BY Donna Crane-Bailey and Pamela O'Brien
Monterey Bay Chapter
INTERNATIONAL WOMEN PILOTS / 99 NEWS
In May, to honor the 99th birthday of Charter Member Achsa Donnels, individuals and chapters in the Southwest Section created a one-time scholarship awarded at the International Conference in Huntsville through the Amelia Earhart Scholarship Fund.
In Achsa’s biography there is a picture of her at 4 years of age, standing in overalls, hands on hips, big grin on her face — and with a “take on the world" look. And that is just what she did. There was no present we could think of for a Charter Member turning 99 more appropriate than to create a scholarship in her name so that someone else could continue her dream.
As a pioneering aviatrix, Achsa has plenty of stories to tell. What was her private pilot checkride like? Turns out back in ’28 the examiner wouldn’t get in the airplane with a woman, so she did what he asked her to do in the air with him watching from the ground!

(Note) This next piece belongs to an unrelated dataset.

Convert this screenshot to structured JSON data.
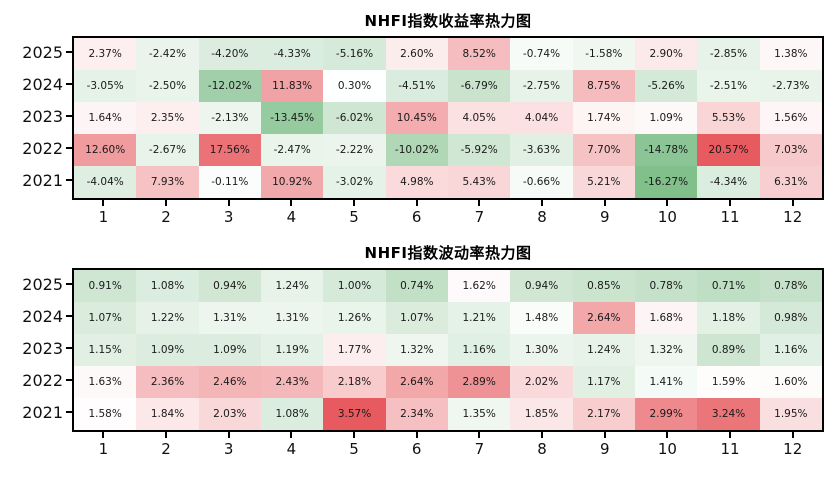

She remembers weekend flights in her Waco out of Bakersfield to the Los Angeles Basin and San Fernando Valley to visit friends and do a little shopping — one of these flights saw the basin fogged in and the sun setting. Achsa (with an oblivious passenger) had to do some quick calculations about where she was and do some blind faith flying to land at the airport. As she says, she flew to where she thought the airport should be, saw some lights through the fog, started a descent and there it was, Caddo Field with two beautiful runways. Her passenger was blissfully unaware that there was any kind of problem.

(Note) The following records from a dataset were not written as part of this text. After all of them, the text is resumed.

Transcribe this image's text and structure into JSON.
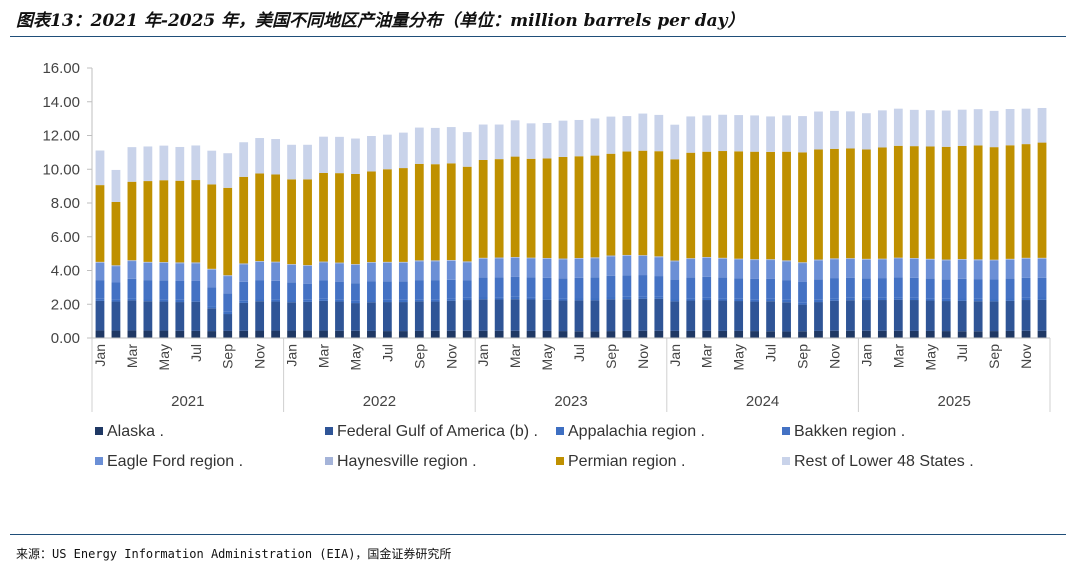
{
  "title": "图表13：2021 年-2025 年，美国不同地区产油量分布（单位：million barrels per day）",
  "source": "来源：US Energy Information Administration (EIA)，国金证券研究所",
  "chart_data": {
    "type": "bar",
    "stacked": true,
    "ylim": [
      0,
      16
    ],
    "yticks": [
      "0.00",
      "2.00",
      "4.00",
      "6.00",
      "8.00",
      "10.00",
      "12.00",
      "14.00",
      "16.00"
    ],
    "years": [
      "2021",
      "2022",
      "2023",
      "2024",
      "2025"
    ],
    "month_labels": [
      "Jan",
      "Mar",
      "May",
      "Jul",
      "Sep",
      "Nov"
    ],
    "categories": [
      "2021-01",
      "2021-02",
      "2021-03",
      "2021-04",
      "2021-05",
      "2021-06",
      "2021-07",
      "2021-08",
      "2021-09",
      "2021-10",
      "2021-11",
      "2021-12",
      "2022-01",
      "2022-02",
      "2022-03",
      "2022-04",
      "2022-05",
      "2022-06",
      "2022-07",
      "2022-08",
      "2022-09",
      "2022-10",
      "2022-11",
      "2022-12",
      "2023-01",
      "2023-02",
      "2023-03",
      "2023-04",
      "2023-05",
      "2023-06",
      "2023-07",
      "2023-08",
      "2023-09",
      "2023-10",
      "2023-11",
      "2023-12",
      "2024-01",
      "2024-02",
      "2024-03",
      "2024-04",
      "2024-05",
      "2024-06",
      "2024-07",
      "2024-08",
      "2024-09",
      "2024-10",
      "2024-11",
      "2024-12",
      "2025-01",
      "2025-02",
      "2025-03",
      "2025-04",
      "2025-05",
      "2025-06",
      "2025-07",
      "2025-08",
      "2025-09",
      "2025-10",
      "2025-11",
      "2025-12"
    ],
    "series": [
      {
        "name": "Alaska .",
        "color": "#1f3864",
        "values": [
          0.45,
          0.44,
          0.45,
          0.44,
          0.44,
          0.43,
          0.42,
          0.41,
          0.42,
          0.43,
          0.44,
          0.44,
          0.44,
          0.44,
          0.44,
          0.43,
          0.43,
          0.42,
          0.41,
          0.41,
          0.42,
          0.43,
          0.43,
          0.43,
          0.43,
          0.43,
          0.43,
          0.42,
          0.42,
          0.41,
          0.4,
          0.39,
          0.41,
          0.42,
          0.43,
          0.43,
          0.42,
          0.42,
          0.43,
          0.42,
          0.42,
          0.41,
          0.4,
          0.39,
          0.4,
          0.42,
          0.43,
          0.43,
          0.43,
          0.43,
          0.43,
          0.42,
          0.42,
          0.41,
          0.4,
          0.4,
          0.41,
          0.42,
          0.43,
          0.43
        ]
      },
      {
        "name": "Federal Gulf of America (b) .",
        "color": "#2f5597",
        "values": [
          1.75,
          1.72,
          1.78,
          1.74,
          1.72,
          1.7,
          1.73,
          1.35,
          1.0,
          1.65,
          1.74,
          1.72,
          1.68,
          1.7,
          1.76,
          1.73,
          1.64,
          1.7,
          1.72,
          1.72,
          1.75,
          1.73,
          1.78,
          1.82,
          1.86,
          1.85,
          1.87,
          1.86,
          1.84,
          1.81,
          1.83,
          1.84,
          1.88,
          1.88,
          1.9,
          1.9,
          1.75,
          1.8,
          1.82,
          1.8,
          1.77,
          1.75,
          1.78,
          1.73,
          1.58,
          1.71,
          1.78,
          1.81,
          1.82,
          1.82,
          1.84,
          1.83,
          1.8,
          1.78,
          1.8,
          1.78,
          1.76,
          1.78,
          1.82,
          1.83
        ]
      },
      {
        "name": "Appalachia region .",
        "color": "#3e6fc2",
        "values": [
          0.13,
          0.13,
          0.13,
          0.13,
          0.13,
          0.13,
          0.13,
          0.13,
          0.13,
          0.13,
          0.13,
          0.13,
          0.13,
          0.13,
          0.13,
          0.13,
          0.13,
          0.13,
          0.13,
          0.13,
          0.13,
          0.14,
          0.14,
          0.14,
          0.14,
          0.14,
          0.14,
          0.14,
          0.14,
          0.14,
          0.14,
          0.14,
          0.14,
          0.14,
          0.14,
          0.14,
          0.14,
          0.14,
          0.14,
          0.14,
          0.14,
          0.14,
          0.14,
          0.14,
          0.14,
          0.14,
          0.14,
          0.14,
          0.14,
          0.14,
          0.14,
          0.14,
          0.14,
          0.14,
          0.14,
          0.14,
          0.14,
          0.14,
          0.14,
          0.14
        ]
      },
      {
        "name": "Bakken region .",
        "color": "#4472c4",
        "values": [
          1.1,
          1.0,
          1.15,
          1.12,
          1.13,
          1.12,
          1.1,
          1.1,
          1.1,
          1.12,
          1.12,
          1.1,
          1.05,
          0.95,
          1.08,
          1.05,
          1.05,
          1.1,
          1.1,
          1.1,
          1.13,
          1.13,
          1.1,
          1.02,
          1.15,
          1.17,
          1.18,
          1.17,
          1.17,
          1.18,
          1.2,
          1.23,
          1.26,
          1.28,
          1.26,
          1.2,
          1.15,
          1.22,
          1.24,
          1.22,
          1.2,
          1.2,
          1.18,
          1.17,
          1.2,
          1.21,
          1.2,
          1.18,
          1.15,
          1.16,
          1.18,
          1.18,
          1.16,
          1.15,
          1.17,
          1.17,
          1.16,
          1.18,
          1.18,
          1.17
        ]
      },
      {
        "name": "Eagle Ford region .",
        "color": "#6b8fd6",
        "values": [
          1.03,
          0.97,
          1.05,
          1.03,
          1.03,
          1.05,
          1.05,
          1.06,
          1.02,
          1.04,
          1.08,
          1.08,
          1.03,
          1.05,
          1.07,
          1.08,
          1.08,
          1.1,
          1.1,
          1.1,
          1.12,
          1.12,
          1.12,
          1.08,
          1.12,
          1.13,
          1.13,
          1.12,
          1.12,
          1.12,
          1.12,
          1.13,
          1.15,
          1.15,
          1.13,
          1.12,
          1.08,
          1.1,
          1.12,
          1.12,
          1.12,
          1.12,
          1.12,
          1.12,
          1.12,
          1.12,
          1.12,
          1.12,
          1.1,
          1.1,
          1.12,
          1.12,
          1.12,
          1.12,
          1.12,
          1.12,
          1.12,
          1.12,
          1.13,
          1.13
        ]
      },
      {
        "name": "Haynesville region .",
        "color": "#a5b4d9",
        "values": [
          0.05,
          0.05,
          0.05,
          0.05,
          0.05,
          0.05,
          0.05,
          0.05,
          0.05,
          0.05,
          0.05,
          0.05,
          0.05,
          0.05,
          0.05,
          0.05,
          0.05,
          0.05,
          0.05,
          0.05,
          0.05,
          0.05,
          0.05,
          0.05,
          0.05,
          0.05,
          0.05,
          0.05,
          0.05,
          0.05,
          0.05,
          0.05,
          0.05,
          0.05,
          0.05,
          0.05,
          0.05,
          0.05,
          0.05,
          0.05,
          0.05,
          0.05,
          0.05,
          0.05,
          0.05,
          0.05,
          0.05,
          0.05,
          0.05,
          0.05,
          0.05,
          0.05,
          0.05,
          0.05,
          0.05,
          0.05,
          0.05,
          0.05,
          0.05,
          0.05
        ]
      },
      {
        "name": "Permian region .",
        "color": "#bf9000",
        "values": [
          4.55,
          3.75,
          4.65,
          4.79,
          4.85,
          4.84,
          4.88,
          5.0,
          5.18,
          5.13,
          5.19,
          5.17,
          5.02,
          5.08,
          5.25,
          5.3,
          5.34,
          5.37,
          5.49,
          5.56,
          5.72,
          5.7,
          5.73,
          5.61,
          5.8,
          5.83,
          5.95,
          5.86,
          5.9,
          6.02,
          6.03,
          6.03,
          6.03,
          6.13,
          6.19,
          6.23,
          6.0,
          6.25,
          6.24,
          6.33,
          6.36,
          6.37,
          6.36,
          6.44,
          6.51,
          6.52,
          6.49,
          6.5,
          6.48,
          6.59,
          6.63,
          6.63,
          6.66,
          6.68,
          6.7,
          6.75,
          6.67,
          6.73,
          6.74,
          6.83
        ]
      },
      {
        "name": "Rest of Lower 48 States .",
        "color": "#c9d3ea",
        "values": [
          2.05,
          1.9,
          2.05,
          2.05,
          2.05,
          2.0,
          2.05,
          2.0,
          2.05,
          2.05,
          2.1,
          2.1,
          2.05,
          2.05,
          2.15,
          2.15,
          2.1,
          2.1,
          2.05,
          2.1,
          2.15,
          2.15,
          2.15,
          2.05,
          2.1,
          2.05,
          2.15,
          2.1,
          2.1,
          2.15,
          2.15,
          2.2,
          2.2,
          2.1,
          2.2,
          2.15,
          2.05,
          2.15,
          2.15,
          2.15,
          2.15,
          2.15,
          2.1,
          2.15,
          2.15,
          2.25,
          2.25,
          2.2,
          2.15,
          2.2,
          2.2,
          2.15,
          2.15,
          2.15,
          2.15,
          2.15,
          2.15,
          2.15,
          2.1,
          2.05
        ]
      }
    ]
  }
}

She loved her Jenny. It’s what she learned in back in 1923. As she said, “I could imagine that I was sitting on the edge of a cloud, looking out over the whole world…In those days there was no smog, and you could smell fragrances of oranges, or whatever you were flying over, at all altitudes. The scenery was fantastic.”
Achsa was a Charter Member of The Ninety- Nines, being one the original 99 (out of 117 licensed women pilots at the time) to respond to an invitation to organize in 1929. She told us of her friends Bobbi Trout, Amelia Earhart and Pancho Barnes to name a few. She talked about the early years of The Ninety-Nines and the Southwest Section.
Changes in aviation? Mind-boggling. Taildragger to tricycle planes was a change that she regretted. She feels that everyone needs to learn in a taildragger — you have more feel for the plane. And all those instruments. When she learned, it was altimeter, airspeed indicator, tach and oil gauge, nothing like today’s aircraft. And she loved an open cockpit with the wind surging around her head.
“I had no sense of fear. In fact…when they learned about it (first flight), my family said I had no sense, period.”
May 1, 2003
You are so dear and precious to each and every one of us, The Ninety-Nines. May this day be so very, very special for you.
As President of The Ninety-Nines, it is my greatest pleasure to wish you a happy, happy birthday from all of us who can’t see you get your surprise. To reach one of our most favorite numbers, 99, is a wonderful achievement, and I know from your flight record of life you have made the very most of each day and moment of it.